Hundreds of troops backed by armored vehicles continued to patrol key squares and street junctions in downtown Yerevan as of Sunday evening. In particular, they cordoned off the street where riot police fought pitched battles with angry supporters of former President Levon Ter-Petrosian. Troop presence was also strong outside Prime Minister Serzh Sarkisian’s office and Liberty Square where thousands of Ter-Petrosian supporters had been camped for 11 days.
President Robert Kocharian, meanwhile, visited the site of the protest littered with stones and other traces of the late-night violence. Television images showed him inspecting the charred hulk of a police vehicle set ablaze by protesters outside the Yerevan mayor’s office.
Kocharian’s office said the outgoing president also discussed the post-election unrest in Armenia in a phone conversation with Javier Solana, the European Union’s foreign and security policy chief. It said Solana expressed his “solidarity with the president and the people of Armenia” and pledged to send a special envoy to Armenia.
Meanwhile, the Organization for Security and Cooperation in Europe sent a special envoy to Armenia on Sunday in a bid to end the country’s worst unrest in a decade.
"I have sent my special envoy to try to bring both sides to the negotiating table and to find a way out of this crisis through political dialogue," the OSCE chairman-in-office, Finnish Foreign Minister Ilkka Kanerva, said in a statement.
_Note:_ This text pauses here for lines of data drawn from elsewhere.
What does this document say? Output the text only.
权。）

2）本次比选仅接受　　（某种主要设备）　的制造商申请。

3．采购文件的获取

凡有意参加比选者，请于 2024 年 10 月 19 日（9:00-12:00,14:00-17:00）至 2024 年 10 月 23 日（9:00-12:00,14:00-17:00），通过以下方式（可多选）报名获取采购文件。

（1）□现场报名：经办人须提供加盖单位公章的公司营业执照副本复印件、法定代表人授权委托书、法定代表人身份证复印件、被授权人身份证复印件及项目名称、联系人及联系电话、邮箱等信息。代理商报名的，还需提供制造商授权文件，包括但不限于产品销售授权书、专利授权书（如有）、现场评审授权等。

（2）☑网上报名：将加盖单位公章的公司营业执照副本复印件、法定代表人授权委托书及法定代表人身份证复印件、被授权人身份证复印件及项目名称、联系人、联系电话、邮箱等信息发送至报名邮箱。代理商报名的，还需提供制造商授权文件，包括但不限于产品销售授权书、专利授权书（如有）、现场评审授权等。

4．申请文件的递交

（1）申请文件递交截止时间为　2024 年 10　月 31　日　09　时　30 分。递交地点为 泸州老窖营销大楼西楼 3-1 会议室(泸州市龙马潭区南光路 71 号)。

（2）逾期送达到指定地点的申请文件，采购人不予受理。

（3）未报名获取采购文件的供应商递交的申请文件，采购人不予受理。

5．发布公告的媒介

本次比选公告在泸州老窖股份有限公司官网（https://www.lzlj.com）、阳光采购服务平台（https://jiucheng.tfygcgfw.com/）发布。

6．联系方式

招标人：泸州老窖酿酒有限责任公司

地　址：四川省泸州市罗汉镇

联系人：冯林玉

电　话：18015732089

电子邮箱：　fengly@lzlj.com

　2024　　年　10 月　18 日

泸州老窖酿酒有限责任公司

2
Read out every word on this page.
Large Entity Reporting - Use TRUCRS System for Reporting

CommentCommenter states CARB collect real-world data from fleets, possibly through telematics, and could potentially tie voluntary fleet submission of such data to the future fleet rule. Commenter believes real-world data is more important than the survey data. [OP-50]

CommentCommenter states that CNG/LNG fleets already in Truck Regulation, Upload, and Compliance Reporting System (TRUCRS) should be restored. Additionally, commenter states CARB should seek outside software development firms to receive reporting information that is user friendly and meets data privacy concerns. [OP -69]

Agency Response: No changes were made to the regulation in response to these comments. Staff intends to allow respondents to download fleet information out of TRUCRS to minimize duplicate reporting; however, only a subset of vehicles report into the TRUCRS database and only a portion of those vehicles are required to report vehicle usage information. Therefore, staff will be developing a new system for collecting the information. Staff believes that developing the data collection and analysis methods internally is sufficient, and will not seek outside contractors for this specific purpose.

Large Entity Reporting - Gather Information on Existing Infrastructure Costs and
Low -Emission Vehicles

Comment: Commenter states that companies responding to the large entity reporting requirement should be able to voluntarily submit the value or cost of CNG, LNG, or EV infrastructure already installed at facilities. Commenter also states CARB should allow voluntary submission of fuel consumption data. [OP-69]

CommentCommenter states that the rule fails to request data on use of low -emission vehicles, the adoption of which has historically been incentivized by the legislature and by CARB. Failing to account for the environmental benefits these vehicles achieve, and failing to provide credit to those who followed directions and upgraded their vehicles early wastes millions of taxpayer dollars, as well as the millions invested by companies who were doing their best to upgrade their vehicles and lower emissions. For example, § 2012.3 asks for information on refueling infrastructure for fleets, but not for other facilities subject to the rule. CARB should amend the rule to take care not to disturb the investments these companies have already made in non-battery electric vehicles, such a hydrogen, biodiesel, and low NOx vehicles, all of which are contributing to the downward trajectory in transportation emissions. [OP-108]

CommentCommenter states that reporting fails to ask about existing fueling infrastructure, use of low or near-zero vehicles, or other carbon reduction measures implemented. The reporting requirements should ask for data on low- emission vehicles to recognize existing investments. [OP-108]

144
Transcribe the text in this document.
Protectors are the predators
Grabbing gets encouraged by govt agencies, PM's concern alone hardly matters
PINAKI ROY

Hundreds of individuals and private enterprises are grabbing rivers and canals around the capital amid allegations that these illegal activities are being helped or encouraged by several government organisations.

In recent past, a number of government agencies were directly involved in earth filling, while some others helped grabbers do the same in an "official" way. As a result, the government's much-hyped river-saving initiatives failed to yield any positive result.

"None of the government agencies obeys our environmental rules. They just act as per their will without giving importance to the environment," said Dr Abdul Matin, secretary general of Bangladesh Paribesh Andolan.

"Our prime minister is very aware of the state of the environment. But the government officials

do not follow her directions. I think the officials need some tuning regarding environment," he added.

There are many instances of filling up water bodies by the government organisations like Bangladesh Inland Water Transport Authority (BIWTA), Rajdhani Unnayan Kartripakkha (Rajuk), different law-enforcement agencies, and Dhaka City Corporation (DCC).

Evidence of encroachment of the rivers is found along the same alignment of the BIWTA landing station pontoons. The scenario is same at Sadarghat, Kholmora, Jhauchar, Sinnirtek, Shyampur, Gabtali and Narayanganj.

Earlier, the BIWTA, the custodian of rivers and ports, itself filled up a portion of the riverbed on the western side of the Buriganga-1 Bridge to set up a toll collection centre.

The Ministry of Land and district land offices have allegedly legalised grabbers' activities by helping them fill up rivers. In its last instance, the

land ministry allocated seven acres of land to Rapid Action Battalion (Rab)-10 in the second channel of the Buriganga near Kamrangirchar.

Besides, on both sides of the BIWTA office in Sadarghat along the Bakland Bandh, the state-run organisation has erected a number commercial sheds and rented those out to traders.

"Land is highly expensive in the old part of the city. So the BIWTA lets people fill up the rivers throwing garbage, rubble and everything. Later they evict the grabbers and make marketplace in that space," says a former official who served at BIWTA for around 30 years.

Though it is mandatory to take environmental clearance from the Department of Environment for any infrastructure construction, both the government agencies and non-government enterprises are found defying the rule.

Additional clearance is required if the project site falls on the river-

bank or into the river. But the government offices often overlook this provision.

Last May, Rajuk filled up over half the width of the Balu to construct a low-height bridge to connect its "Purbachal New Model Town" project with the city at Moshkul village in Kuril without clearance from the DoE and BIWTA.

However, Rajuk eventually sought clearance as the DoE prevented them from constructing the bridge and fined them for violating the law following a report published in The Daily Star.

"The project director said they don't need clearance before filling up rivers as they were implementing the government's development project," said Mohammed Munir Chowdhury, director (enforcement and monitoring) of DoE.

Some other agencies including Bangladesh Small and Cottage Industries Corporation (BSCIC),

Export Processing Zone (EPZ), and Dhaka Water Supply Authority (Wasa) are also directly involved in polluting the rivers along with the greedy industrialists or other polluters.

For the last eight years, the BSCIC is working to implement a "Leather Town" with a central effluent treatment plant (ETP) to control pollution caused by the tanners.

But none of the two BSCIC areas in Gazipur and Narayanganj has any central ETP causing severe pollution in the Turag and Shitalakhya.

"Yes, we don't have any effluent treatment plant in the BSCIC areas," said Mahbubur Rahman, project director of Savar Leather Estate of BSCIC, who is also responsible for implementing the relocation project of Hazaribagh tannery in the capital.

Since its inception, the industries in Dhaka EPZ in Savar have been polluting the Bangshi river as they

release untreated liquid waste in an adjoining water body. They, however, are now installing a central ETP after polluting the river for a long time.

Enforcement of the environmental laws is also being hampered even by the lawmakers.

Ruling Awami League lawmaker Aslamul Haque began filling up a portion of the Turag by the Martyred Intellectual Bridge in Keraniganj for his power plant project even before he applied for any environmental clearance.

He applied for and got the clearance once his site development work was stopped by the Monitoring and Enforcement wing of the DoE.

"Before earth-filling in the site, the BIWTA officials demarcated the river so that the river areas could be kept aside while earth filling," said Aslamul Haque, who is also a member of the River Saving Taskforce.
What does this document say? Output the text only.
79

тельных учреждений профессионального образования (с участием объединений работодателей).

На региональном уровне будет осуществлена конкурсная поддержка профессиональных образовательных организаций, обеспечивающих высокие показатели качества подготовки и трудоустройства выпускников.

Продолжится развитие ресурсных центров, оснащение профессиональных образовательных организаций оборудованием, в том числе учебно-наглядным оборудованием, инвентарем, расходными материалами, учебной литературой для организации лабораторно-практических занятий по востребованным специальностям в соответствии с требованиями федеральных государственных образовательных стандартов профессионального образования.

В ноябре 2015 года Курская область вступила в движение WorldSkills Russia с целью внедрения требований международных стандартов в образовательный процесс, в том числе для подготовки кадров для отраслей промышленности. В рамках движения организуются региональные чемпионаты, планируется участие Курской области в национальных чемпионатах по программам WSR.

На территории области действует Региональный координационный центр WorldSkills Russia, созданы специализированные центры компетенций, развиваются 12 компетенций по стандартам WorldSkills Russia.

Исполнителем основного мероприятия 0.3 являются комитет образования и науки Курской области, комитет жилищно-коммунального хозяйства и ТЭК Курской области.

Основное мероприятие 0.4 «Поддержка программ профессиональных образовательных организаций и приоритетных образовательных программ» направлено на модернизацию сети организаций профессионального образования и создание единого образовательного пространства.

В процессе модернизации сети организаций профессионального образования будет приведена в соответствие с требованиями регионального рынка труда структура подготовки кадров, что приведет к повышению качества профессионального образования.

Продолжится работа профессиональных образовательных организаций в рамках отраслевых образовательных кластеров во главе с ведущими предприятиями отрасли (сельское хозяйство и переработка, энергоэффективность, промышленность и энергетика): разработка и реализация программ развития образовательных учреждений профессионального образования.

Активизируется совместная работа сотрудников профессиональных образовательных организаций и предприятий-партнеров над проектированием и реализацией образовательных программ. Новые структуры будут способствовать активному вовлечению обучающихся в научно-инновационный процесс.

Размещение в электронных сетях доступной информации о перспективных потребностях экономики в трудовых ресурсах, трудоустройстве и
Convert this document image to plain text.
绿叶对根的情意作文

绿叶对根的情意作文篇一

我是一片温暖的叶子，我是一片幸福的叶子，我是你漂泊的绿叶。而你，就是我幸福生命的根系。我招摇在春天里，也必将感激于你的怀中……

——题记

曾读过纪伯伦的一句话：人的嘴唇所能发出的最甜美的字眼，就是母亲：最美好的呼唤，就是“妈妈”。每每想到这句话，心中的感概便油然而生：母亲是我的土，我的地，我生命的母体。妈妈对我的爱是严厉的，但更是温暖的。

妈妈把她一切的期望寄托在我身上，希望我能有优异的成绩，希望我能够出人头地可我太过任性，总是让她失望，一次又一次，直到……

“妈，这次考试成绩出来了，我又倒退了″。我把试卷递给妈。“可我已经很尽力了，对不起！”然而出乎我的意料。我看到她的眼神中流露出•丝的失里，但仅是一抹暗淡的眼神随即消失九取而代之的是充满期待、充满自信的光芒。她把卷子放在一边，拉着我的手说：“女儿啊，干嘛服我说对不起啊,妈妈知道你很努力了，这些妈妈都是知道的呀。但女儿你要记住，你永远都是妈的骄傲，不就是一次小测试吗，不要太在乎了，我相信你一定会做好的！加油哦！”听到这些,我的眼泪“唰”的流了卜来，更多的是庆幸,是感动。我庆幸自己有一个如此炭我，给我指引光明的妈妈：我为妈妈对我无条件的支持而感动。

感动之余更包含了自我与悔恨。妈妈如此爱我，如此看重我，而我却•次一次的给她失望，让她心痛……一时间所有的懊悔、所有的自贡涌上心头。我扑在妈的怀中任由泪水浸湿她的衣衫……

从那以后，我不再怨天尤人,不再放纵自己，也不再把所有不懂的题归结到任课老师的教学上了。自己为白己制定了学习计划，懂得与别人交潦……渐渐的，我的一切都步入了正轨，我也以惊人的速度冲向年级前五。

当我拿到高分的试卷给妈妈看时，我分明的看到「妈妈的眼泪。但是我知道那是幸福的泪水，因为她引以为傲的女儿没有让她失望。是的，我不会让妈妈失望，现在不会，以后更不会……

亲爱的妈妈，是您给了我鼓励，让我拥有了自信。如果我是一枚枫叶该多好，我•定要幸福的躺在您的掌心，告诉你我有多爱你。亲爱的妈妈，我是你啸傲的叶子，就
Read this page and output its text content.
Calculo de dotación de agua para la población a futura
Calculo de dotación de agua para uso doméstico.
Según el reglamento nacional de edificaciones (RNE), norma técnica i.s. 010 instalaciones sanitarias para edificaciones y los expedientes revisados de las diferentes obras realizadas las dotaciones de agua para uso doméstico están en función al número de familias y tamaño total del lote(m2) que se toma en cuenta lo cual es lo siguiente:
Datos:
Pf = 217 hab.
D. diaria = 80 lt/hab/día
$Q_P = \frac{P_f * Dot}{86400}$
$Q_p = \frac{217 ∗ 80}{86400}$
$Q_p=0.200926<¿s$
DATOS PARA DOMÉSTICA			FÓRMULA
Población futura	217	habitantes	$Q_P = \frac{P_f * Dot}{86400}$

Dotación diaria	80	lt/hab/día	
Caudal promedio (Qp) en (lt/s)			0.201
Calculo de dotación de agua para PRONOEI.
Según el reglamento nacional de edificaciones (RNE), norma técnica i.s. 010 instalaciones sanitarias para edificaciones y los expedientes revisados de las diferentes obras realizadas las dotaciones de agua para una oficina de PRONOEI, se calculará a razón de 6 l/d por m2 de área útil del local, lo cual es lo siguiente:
The envoy, 68-year old diplomat Heikki Talvitie, is scheduled to arrive in Yerevan on Sunday.
OSCE chairman Kanerva condemned the use of force against demonstrators and called for restraint. "I urge the authorities to release those detained, and I again call on the government and the opposition to engage in dialogue", he said. "Everything should be done to avoid further casualties and any further escalation of tension."
Talvitie intends to meet Kocharian, outgoing Prime Minister and president-elect Serzh Sarkisian, Foreign Minister Vartan Oskanian and Ter-Petrosian.
In a related development, a top Vatican envoy has postponed a visit to Armenia because of the unrest in Yerevan, the Vatican said on Sunday. Secretary of State Cardinal Taarcisio Bertone, who ran’s only second to the pope in the Vatican hierarchy, had been due to leave later on Sunday and stay until March 6.
A Vatican statement said the trip was not cancelled and could take place later. The second leg of Bertone’s trip, to Azerbaijan from March 6-9, would go ahead as scheduled.